Moor or Less: One too many Me’s on Facebook

Facebook? Maybe not.

About 10 years ago, I did give it a try. I slowly accumulated “friends” and never posted a single thing. And then I was hacked.

Goodbye, Facebook.

I didn’t miss it. I didn’t understand it. I didn’t remember why I joined in the first place.

Bill Moor

And that was that … until I helped start moorandmore.net last year. I am always looking for ways of promoting our little website. It’s free for readers and it has some interesting articles and outstanding contributors if I do say so myself.

So I came up with the brilliant idea of using Facebook to reach more readers. After all, I had become more social media-savvy (yeah, right)  … I had actually learned how to move pictures off my phone and on to other places (at least part of the time) … and I was sure that Facebook had become a lot safer place to be during the decade I was away from it (hmmmm).

And away I went. I had a nice picture taken of me and some of my website buddies (and real-life friends) for my profile page and started accepting new friends. I have more than 300 of them now — and some of them I really know.
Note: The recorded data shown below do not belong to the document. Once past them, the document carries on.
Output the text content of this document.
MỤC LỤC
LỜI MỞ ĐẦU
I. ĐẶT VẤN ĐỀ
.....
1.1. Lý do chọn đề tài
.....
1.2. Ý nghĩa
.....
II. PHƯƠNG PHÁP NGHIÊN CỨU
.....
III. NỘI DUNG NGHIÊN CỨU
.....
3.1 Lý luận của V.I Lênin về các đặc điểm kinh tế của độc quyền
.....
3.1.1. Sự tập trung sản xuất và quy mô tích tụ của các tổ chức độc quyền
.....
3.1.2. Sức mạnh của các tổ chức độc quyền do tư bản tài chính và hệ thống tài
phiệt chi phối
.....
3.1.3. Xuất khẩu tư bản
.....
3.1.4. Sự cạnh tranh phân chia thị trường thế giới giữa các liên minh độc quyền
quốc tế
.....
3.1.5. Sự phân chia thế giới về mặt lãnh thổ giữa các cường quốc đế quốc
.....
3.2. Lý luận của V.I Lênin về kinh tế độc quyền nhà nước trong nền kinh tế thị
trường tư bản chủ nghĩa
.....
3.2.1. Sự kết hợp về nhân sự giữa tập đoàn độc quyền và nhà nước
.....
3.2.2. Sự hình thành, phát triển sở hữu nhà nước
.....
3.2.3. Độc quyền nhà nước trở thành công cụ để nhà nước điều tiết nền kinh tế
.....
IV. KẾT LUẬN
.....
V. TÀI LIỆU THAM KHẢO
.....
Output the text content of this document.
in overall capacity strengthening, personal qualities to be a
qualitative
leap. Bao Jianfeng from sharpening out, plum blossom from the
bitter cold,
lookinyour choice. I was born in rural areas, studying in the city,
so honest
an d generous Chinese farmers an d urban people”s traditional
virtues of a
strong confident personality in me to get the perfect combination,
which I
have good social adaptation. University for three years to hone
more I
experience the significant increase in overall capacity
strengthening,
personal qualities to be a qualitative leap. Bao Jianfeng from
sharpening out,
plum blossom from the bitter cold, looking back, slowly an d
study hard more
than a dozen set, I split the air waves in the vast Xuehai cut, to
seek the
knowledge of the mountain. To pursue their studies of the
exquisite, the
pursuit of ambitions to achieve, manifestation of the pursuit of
Then I would occasionally post a little preview about the new stories on moorandmore.net. An accompanying picture seemed to make it an even better sell.
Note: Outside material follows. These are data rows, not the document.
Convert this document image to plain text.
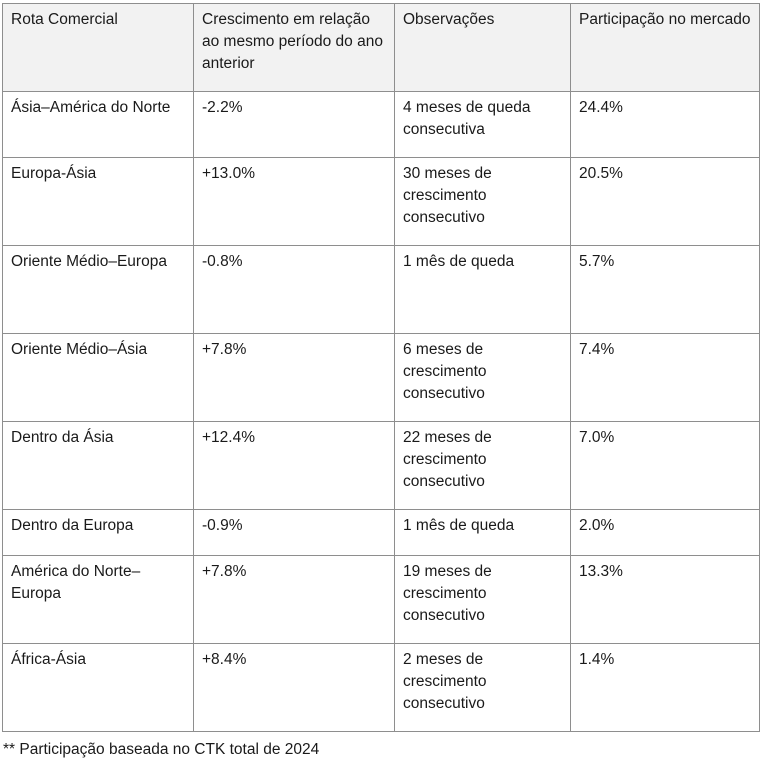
Rota Comercial	Crescimento em relação ao mesmo período do ano anterior	Observações	Participação no mercado
Ásia–América do Norte	-2.2%	4 meses de queda consecutiva	24.4%
Europa-Ásia	+13.0%	30 meses de crescimento consecutivo	20.5%
Oriente Médio–Europa	-0.8%	1 mês de queda	5.7%
Oriente Médio–Ásia	+7.8%	6 meses de crescimento consecutivo	7.4%
Dentro da Ásia	+12.4%	22 meses de crescimento consecutivo	7.0%
Dentro da Europa	-0.9%	1 mês de queda	2.0%
América do Norte–Europa	+7.8%	19 meses de crescimento consecutivo	13.3%
África-Ásia	+8.4%	2 meses de crescimento consecutivo	1.4%
** Participação baseada no CTK total de 2024
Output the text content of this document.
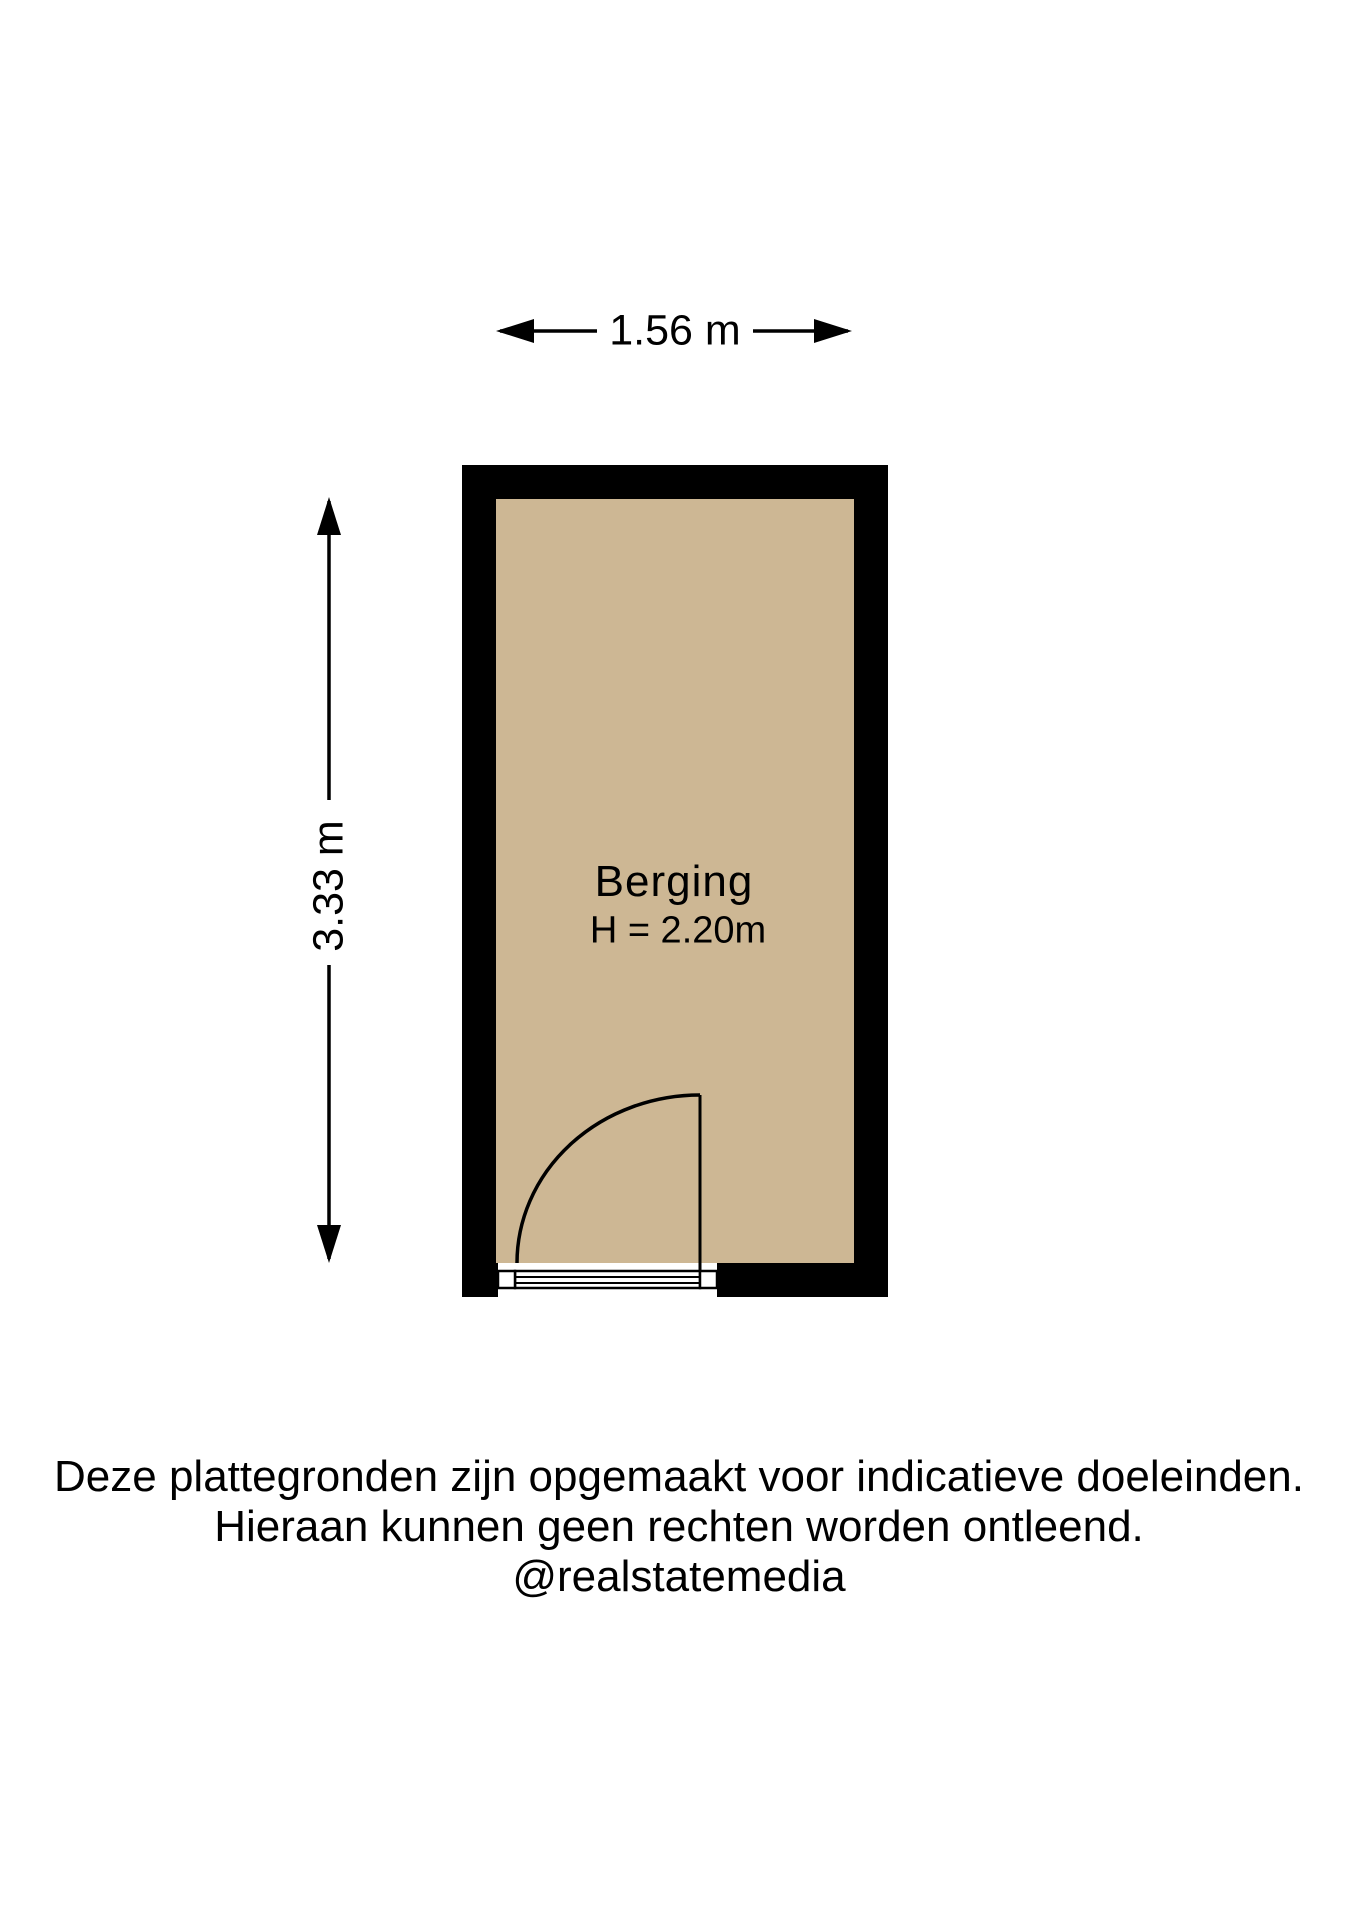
1.56 m
3.33 m	Berging
H = 2.20m
Deze plattegronden zijn opgemaakt voor indicatieve doeleinden.
Hieraan kunnen geen rechten worden ontleend.
@realstatemedia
I don’t know if all this was helping the website, but I felt that this old dog had learned at least one new trick.

I wasn’t pushy. I only asked to be friends with a handful of people. I don’t like to ask. OK, there was the time that I got Friend Suggestions mixed up with Friend Requests and accidentally asked a boatload of people to be my friend.

Some of them even accepted my invitation.

Looking at my Friend Requests can actually be kind of fun, especially the ones sent by young women who are in swimwear and are from places like Warsaw, Poland and Cabo San Lucas. Noooo, I’ve never befriended any of them!

The Friend Suggestions are even more interesting. I look through them and find real buddies who haven’t bothered to request me as a Facebook friend. I get halfway offended, even though I haven’t asked them, either.

Then last week while looking over my recent Friend Suggestions, I came across a very familiar face — ME!

A little younger, a little leaner and maybe a little more handsome — or less ugly.

But it was definitely me. My picture was the same one I used with my earlier Facebook account, which I assumed I had shut down 10 years ago. I don’t know, maybe the person who hacked me back then has kept it going.

The profile for the other me says that he and the current me share 33 mutual friends. They might be surprised at that. I know I’m surprised at that. My face ain’t that great.

The other me doesn’t appear to have been all that busy over the last decade, except apparently duping some people into becoming his — my — friends.